Herzig K-H, Ahola R, Leppäluoto J, Jokelainen J, Jämsä T, Keinänen-Kiukaanniemi S
1] Institute of Biomedicine, Department of Physiology and Biocenter of Oulu, Oulu University, Oulu, Finland [2] Medical Research Center Oulu and Oulu University Hospital, Oulu, Finland.
Department of Medical Technology, University of Oulu, Oulu, Finland.
Int J Obes (Lond). 2014 Aug;38(8):1089-96. doi: 10.1038/ijo.2013.224. Epub 2013 Nov 28.
To examine physical activity (PA) thresholds affecting glucose, insulin and lipid concentrations and body fat composition in high-risk patients for type 2 diabetes (T2D).
A total of 113 subjects of both genders having abnormal glucose levels in the oral glucose tolerance test were contacted. A total of 78 subjects with age 58.8±10.4 years and body mass index 31.7±5.3 kg m(-2) were randomly assigned to intervention and control groups. INTERVENTION consisted of a supervised walking (60 min three times weekly) for 3 months. All the subjects received standard care for PA and weight reduction and wore an accelerometer during the whole wakeful time.
Over 80% of the daily steps clustered at an acceleration level of 0.3-0.7 g (2-3 km h(-1) of walking) and were 5870 in the intervention and 4434 in the control group (P<0.029). Between 0 and 3 months no significant changes were observed in fasting and 2-h glucose, body weight or maximal oxygen uptake. In contrast, changes in fasting and 2-h insulin (-3.4 mU l(-1), P=0.035 and -26.6, P=0.003, respectively), homeostasis model assessment-estimated insulin resistance (-1.0, P=0.036), total cholesterol (-0.55 mmol l(-1), P=0.041), low-density lipoprotein (LDL) cholesterol (-0.36 mmol l(-1), P=0.008) and visceral fat area (-5.5 cm(2), P=0.030) were significantly greater in the intervention than in control subjects. The overall effects of PA were analyzed by quartiles of daily steps of all subjects. There were significant reductions in total and LDL cholesterol and visceral fat area between the highest (daily steps over 6520) and the lowest quartile (1780-2810 daily steps). The changes associated with PA remained significant after adjustments of baseline, sex, age and body weight change.

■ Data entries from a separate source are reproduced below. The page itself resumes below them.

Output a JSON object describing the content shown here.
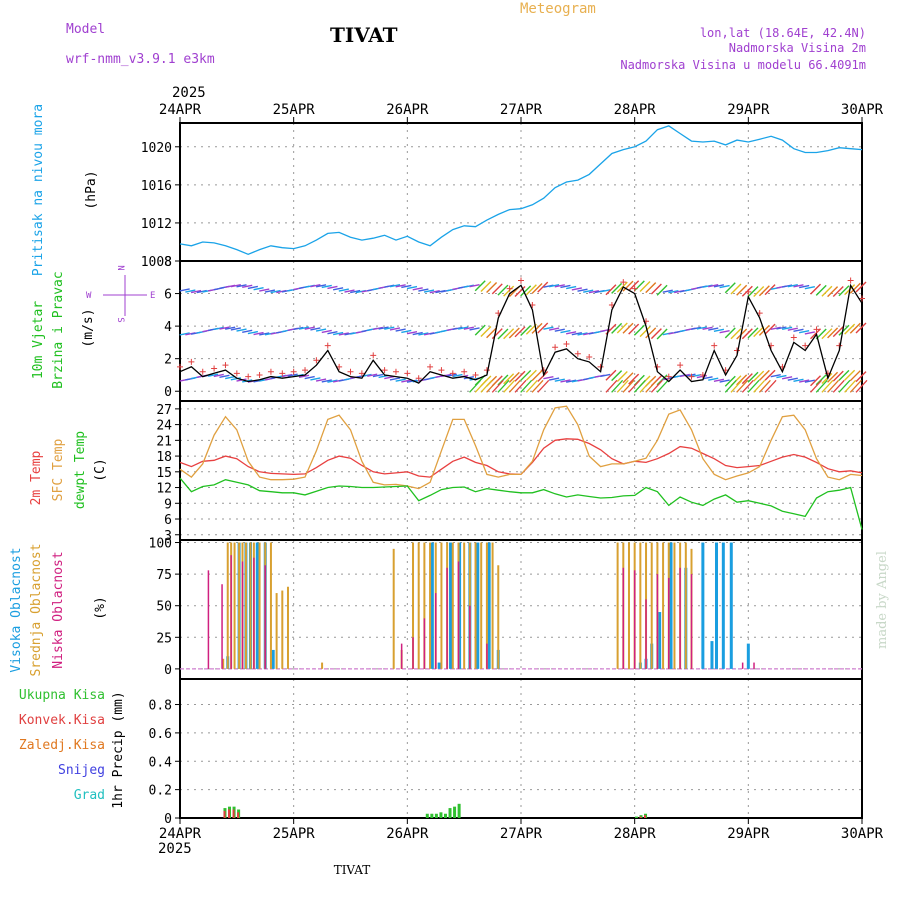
{
  "header": {
    "model_label": "Model",
    "model_name": "wrf-nmm_v3.9.1 e3km",
    "station": "TIVAT",
    "meteogram": "Meteogram",
    "lonlat": "lon,lat (18.64E, 42.4N)",
    "elevation": "Nadmorska Visina 2m",
    "model_elevation": "Nadmorska Visina u modelu 66.4091m",
    "footer_station": "TIVAT",
    "credit": "made by Angel"
  },
  "time_axis": {
    "year": "2025",
    "ticks": [
      "24APR",
      "25APR",
      "26APR",
      "27APR",
      "28APR",
      "29APR",
      "30APR"
    ]
  },
  "colors": {
    "pressure": "#1aa3e8",
    "wind_speed": "#000000",
    "temp2m": "#e84040",
    "sfc_temp": "#e0a040",
    "dewpt": "#20c020",
    "high_cloud": "#1a9ee0",
    "mid_cloud": "#d8a030",
    "low_cloud": "#d02080",
    "purple": "#a040d0",
    "total_precip": "#30c030",
    "conv_precip": "#e04040",
    "gridscale_precip": "#e07820",
    "snow": "#4040e0",
    "hail": "#20c0c0"
  },
  "chart_data": [
    {
      "type": "line",
      "title": "Pritisak na nivou mora",
      "ylabel": "(hPa)",
      "yticks": [
        1008,
        1012,
        1016,
        1020
      ],
      "ylim": [
        1008,
        1022.5
      ],
      "x_days": [
        0,
        0.1,
        0.2,
        0.3,
        0.4,
        0.5,
        0.6,
        0.7,
        0.8,
        0.9,
        1.0,
        1.1,
        1.2,
        1.3,
        1.4,
        1.5,
        1.6,
        1.7,
        1.8,
        1.9,
        2.0,
        2.1,
        2.2,
        2.3,
        2.4,
        2.5,
        2.6,
        2.7,
        2.8,
        2.9,
        3.0,
        3.1,
        3.2,
        3.3,
        3.4,
        3.5,
        3.6,
        3.7,
        3.8,
        3.9,
        4.0,
        4.1,
        4.2,
        4.3,
        4.4,
        4.5,
        4.6,
        4.7,
        4.8,
        4.9,
        5.0,
        5.1,
        5.2,
        5.3,
        5.4,
        5.5,
        5.6,
        5.7,
        5.8,
        5.9,
        6.0
      ],
      "values": [
        1009.8,
        1009.6,
        1010.0,
        1009.9,
        1009.6,
        1009.2,
        1008.7,
        1009.2,
        1009.6,
        1009.4,
        1009.3,
        1009.6,
        1010.2,
        1010.9,
        1011.0,
        1010.5,
        1010.2,
        1010.4,
        1010.7,
        1010.2,
        1010.6,
        1010.0,
        1009.6,
        1010.5,
        1011.3,
        1011.7,
        1011.6,
        1012.3,
        1012.9,
        1013.4,
        1013.5,
        1013.9,
        1014.6,
        1015.7,
        1016.3,
        1016.5,
        1017.1,
        1018.2,
        1019.3,
        1019.7,
        1020.0,
        1020.6,
        1021.8,
        1022.2,
        1021.4,
        1020.6,
        1020.5,
        1020.6,
        1020.2,
        1020.7,
        1020.5,
        1020.8,
        1021.1,
        1020.7,
        1019.8,
        1019.4,
        1019.4,
        1019.6,
        1019.9,
        1019.8,
        1019.7
      ]
    },
    {
      "type": "line",
      "title": "10m Vjetar Brzina i Pravac",
      "ylabel": "(m/s)",
      "yticks": [
        0,
        2,
        4,
        6,
        8
      ],
      "ylim": [
        -0.6,
        8
      ],
      "compass_n": "N",
      "compass_s": "S",
      "compass_e": "E",
      "compass_w": "W",
      "x_days": [
        0,
        0.1,
        0.2,
        0.3,
        0.4,
        0.5,
        0.6,
        0.7,
        0.8,
        0.9,
        1.0,
        1.1,
        1.2,
        1.3,
        1.4,
        1.5,
        1.6,
        1.7,
        1.8,
        1.9,
        2.0,
        2.1,
        2.2,
        2.3,
        2.4,
        2.5,
        2.6,
        2.7,
        2.8,
        2.9,
        3.0,
        3.1,
        3.2,
        3.3,
        3.4,
        3.5,
        3.6,
        3.7,
        3.8,
        3.9,
        4.0,
        4.1,
        4.2,
        4.3,
        4.4,
        4.5,
        4.6,
        4.7,
        4.8,
        4.9,
        5.0,
        5.1,
        5.2,
        5.3,
        5.4,
        5.5,
        5.6,
        5.7,
        5.8,
        5.9,
        6.0
      ],
      "values": [
        1.2,
        1.5,
        0.9,
        1.1,
        1.3,
        0.8,
        0.6,
        0.7,
        0.9,
        0.8,
        0.9,
        1.0,
        1.6,
        2.5,
        1.2,
        0.9,
        0.8,
        1.9,
        1.0,
        0.9,
        0.8,
        0.5,
        1.2,
        1.0,
        0.8,
        0.9,
        0.7,
        1.0,
        4.5,
        6.0,
        6.5,
        5.0,
        1.0,
        2.4,
        2.6,
        2.0,
        1.8,
        1.2,
        5.0,
        6.4,
        6.0,
        4.0,
        1.2,
        0.6,
        1.3,
        0.6,
        0.7,
        2.5,
        1.0,
        2.2,
        5.8,
        4.5,
        2.5,
        1.2,
        3.0,
        2.5,
        3.5,
        0.8,
        2.5,
        6.5,
        5.4
      ],
      "wind_rows": [
        6.3,
        3.7,
        0.8
      ],
      "gust_row": 0.3
    },
    {
      "type": "line",
      "title": "2m Temp / SFC Temp / dewpt Temp",
      "ylabel": "(C)",
      "yticks": [
        3,
        6,
        9,
        12,
        15,
        18,
        21,
        24,
        27
      ],
      "ylim": [
        2,
        28.5
      ],
      "x_days": [
        0,
        0.1,
        0.2,
        0.3,
        0.4,
        0.5,
        0.6,
        0.7,
        0.8,
        0.9,
        1.0,
        1.1,
        1.2,
        1.3,
        1.4,
        1.5,
        1.6,
        1.7,
        1.8,
        1.9,
        2.0,
        2.1,
        2.2,
        2.3,
        2.4,
        2.5,
        2.6,
        2.7,
        2.8,
        2.9,
        3.0,
        3.1,
        3.2,
        3.3,
        3.4,
        3.5,
        3.6,
        3.7,
        3.8,
        3.9,
        4.0,
        4.1,
        4.2,
        4.3,
        4.4,
        4.5,
        4.6,
        4.7,
        4.8,
        4.9,
        5.0,
        5.1,
        5.2,
        5.3,
        5.4,
        5.5,
        5.6,
        5.7,
        5.8,
        5.9,
        6.0
      ],
      "series": [
        {
          "name": "2m Temp",
          "values": [
            16.8,
            16.0,
            17.0,
            17.2,
            18.0,
            17.5,
            16.0,
            15.0,
            14.7,
            14.6,
            14.5,
            14.6,
            15.8,
            17.2,
            18.0,
            17.6,
            16.2,
            15.0,
            14.6,
            14.8,
            15.0,
            14.2,
            14.0,
            15.5,
            17.0,
            17.8,
            16.8,
            16.2,
            15.0,
            14.6,
            14.5,
            16.8,
            19.5,
            21.0,
            21.3,
            21.2,
            20.4,
            19.2,
            17.5,
            16.5,
            17.0,
            16.8,
            17.5,
            18.5,
            19.8,
            19.5,
            18.5,
            17.5,
            16.2,
            15.8,
            16.0,
            16.2,
            17.0,
            17.8,
            18.3,
            17.8,
            16.8,
            15.6,
            15.0,
            15.2,
            14.8
          ]
        },
        {
          "name": "SFC Temp",
          "values": [
            15.5,
            14.0,
            16.5,
            22.0,
            25.5,
            23.0,
            17.0,
            14.0,
            13.5,
            13.5,
            13.6,
            14.0,
            19.0,
            25.0,
            25.8,
            23.0,
            17.0,
            13.0,
            12.5,
            12.6,
            12.3,
            11.8,
            13.0,
            19.0,
            25.0,
            25.0,
            20.0,
            14.5,
            14.0,
            14.5,
            14.5,
            17.0,
            23.0,
            27.2,
            27.5,
            24.0,
            18.0,
            16.0,
            16.5,
            16.5,
            17.0,
            17.6,
            21.0,
            26.0,
            26.8,
            23.0,
            17.5,
            14.5,
            13.5,
            14.2,
            14.8,
            16.0,
            21.0,
            25.5,
            25.8,
            23.0,
            17.5,
            14.0,
            13.5,
            14.5,
            14.3
          ]
        },
        {
          "name": "dewpt Temp",
          "values": [
            13.8,
            11.2,
            12.2,
            12.5,
            13.5,
            13.0,
            12.5,
            11.4,
            11.2,
            11.0,
            11.0,
            10.6,
            11.3,
            12.0,
            12.3,
            12.2,
            12.0,
            12.0,
            12.1,
            12.2,
            12.3,
            9.5,
            10.5,
            11.6,
            12.0,
            12.1,
            11.2,
            11.8,
            11.5,
            11.2,
            11.0,
            11.0,
            11.6,
            10.8,
            10.2,
            10.6,
            10.3,
            10.0,
            10.1,
            10.4,
            10.5,
            12.0,
            11.2,
            8.6,
            10.2,
            9.2,
            8.6,
            9.8,
            10.6,
            9.2,
            9.5,
            9.0,
            8.5,
            7.5,
            7.0,
            6.5,
            10.0,
            11.2,
            11.5,
            12.0,
            4.0
          ]
        }
      ]
    },
    {
      "type": "bar",
      "title": "Visoka Oblacnost / Srednja Oblacnost / Niska Oblacnost",
      "ylabel": "(%)",
      "yticks": [
        0,
        25,
        50,
        75,
        100
      ],
      "ylim": [
        -8,
        102
      ],
      "series": [
        {
          "name": "Visoka Oblacnost",
          "x_days": [
            0.42,
            0.52,
            0.58,
            0.62,
            0.68,
            0.75,
            0.82,
            2.22,
            2.28,
            2.38,
            2.46,
            2.55,
            2.62,
            2.72,
            2.8,
            4.05,
            4.1,
            4.15,
            4.22,
            4.32,
            4.45,
            4.6,
            4.68,
            4.72,
            4.78,
            4.85,
            5.0
          ],
          "values": [
            10,
            100,
            100,
            100,
            100,
            100,
            15,
            100,
            5,
            100,
            100,
            100,
            100,
            100,
            15,
            5,
            8,
            20,
            45,
            100,
            80,
            100,
            22,
            100,
            100,
            100,
            20
          ]
        },
        {
          "name": "Srednja Oblacnost",
          "x_days": [
            0.38,
            0.42,
            0.45,
            0.48,
            0.52,
            0.55,
            0.58,
            0.62,
            0.65,
            0.7,
            0.75,
            0.8,
            0.85,
            0.9,
            0.95,
            1.25,
            1.88,
            1.95,
            2.05,
            2.1,
            2.15,
            2.2,
            2.25,
            2.3,
            2.35,
            2.4,
            2.45,
            2.5,
            2.55,
            2.6,
            2.65,
            2.7,
            2.75,
            2.8,
            3.85,
            3.9,
            3.95,
            4.0,
            4.05,
            4.1,
            4.15,
            4.2,
            4.25,
            4.3,
            4.35,
            4.4,
            4.45,
            4.5
          ],
          "values": [
            8,
            100,
            100,
            100,
            100,
            100,
            100,
            100,
            100,
            100,
            100,
            100,
            60,
            62,
            65,
            5,
            95,
            15,
            100,
            100,
            100,
            100,
            100,
            100,
            100,
            100,
            100,
            100,
            100,
            100,
            100,
            100,
            100,
            82,
            100,
            100,
            100,
            100,
            100,
            100,
            100,
            100,
            100,
            100,
            100,
            100,
            100,
            95
          ]
        },
        {
          "name": "Niska Oblacnost",
          "x_days": [
            0.25,
            0.37,
            0.45,
            0.55,
            0.65,
            0.75,
            1.95,
            2.05,
            2.15,
            2.25,
            2.35,
            2.45,
            2.55,
            2.7,
            3.9,
            4.0,
            4.1,
            4.2,
            4.3,
            4.4,
            4.5,
            4.95,
            5.05
          ],
          "values": [
            78,
            67,
            90,
            85,
            88,
            82,
            20,
            25,
            40,
            60,
            80,
            85,
            50,
            20,
            80,
            78,
            55,
            75,
            72,
            80,
            75,
            5,
            5
          ]
        }
      ]
    },
    {
      "type": "bar",
      "title": "1hr Precip",
      "ylabel": "1hr Precip (mm)",
      "yticks": [
        0,
        0.2,
        0.4,
        0.6,
        0.8
      ],
      "ylim": [
        0,
        0.98
      ],
      "legend": [
        "Ukupna Kisa",
        "Konvek.Kisa",
        "Zaledj.Kisa",
        "Snijeg",
        "Grad"
      ],
      "x_days": [
        0.4,
        0.44,
        0.48,
        0.52,
        2.18,
        2.22,
        2.26,
        2.3,
        2.34,
        2.38,
        2.42,
        2.46,
        4.02,
        4.06,
        4.1
      ],
      "values": [
        0.07,
        0.08,
        0.08,
        0.06,
        0.03,
        0.03,
        0.03,
        0.04,
        0.03,
        0.07,
        0.08,
        0.1,
        0.01,
        0.02,
        0.03
      ],
      "convective": [
        0.05,
        0.06,
        0.06,
        0.04,
        0.0,
        0.0,
        0.0,
        0.0,
        0.0,
        0.0,
        0.0,
        0.0,
        0.0,
        0.01,
        0.02
      ]
    }
  ]
}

Habitual and structured PAs with the acceleration levels of 0.3-0.7 g and daily steps over 6520, equivalent to walking at 2-3 km h(-1) for 90 min daily, standing for the relative PA intensity of 30-35% of the maximal oxygen uptake, are clinically beneficial for overweight/obese and physically inactive individuals with a high risk for T2D.
研究影响2型糖尿病(T2D)高危患者血糖、胰岛素、血脂浓度及体脂成分的身体活动(PA)阈值。
联系了113名在口服葡萄糖耐量试验中血糖水平异常的男女受试者。将78名年龄为58.8±10.4岁、体重指数为31.7±5.3kg/m²的受试者随机分为干预组和对照组。干预措施包括在监督下每周步行3次、每次60分钟,持续3个月。所有受试者均接受关于PA和减重的标准护理,并在整个清醒时间佩戴加速度计。
超过80%的每日步数集中在0.3 - 0.7g的加速度水平(相当于步行速度2 - 3km/h),干预组为5870步,对照组为4434步(P<0.029)。在0至3个月期间,空腹和餐后2小时血糖、体重或最大摄氧量未观察到显著变化。相比之下,干预组空腹和餐后2小时胰岛素(分别为-3.4mU/l,P = 0.035;-26.6,P = 0.003)、稳态模型评估估算的胰岛素抵抗(-1.0,P = 0.036)、总胆固醇(-0.55mmol/l,P = 0.041)、低密度脂蛋白(LDL)胆固醇(-0.36mmol/l,P = 0.008)和内脏脂肪面积(-5.5cm²,P = 0.030)的变化显著大于对照组。通过所有受试者每日步数的四分位数分析PA的总体效果。最高四分位数组(每日步数超过6520步)与最低四分位数组(每日步数1780 - 2810步)相比,总胆固醇、LDL胆固醇和内脏脂肪面积显著降低。在调整基线、性别、年龄和体重变化后,与PA相关的变化仍然显著。
对于超重/肥胖且身体活动不足的T2D高危个体,习惯性且结构化的PA,加速度水平为0.3 - 0.7g且每日步数超过6520步,相当于每天以2 - 3km/h的速度步行90分钟,代表最大摄氧量的30 - 35%的相对PA强度,在临床上是有益的。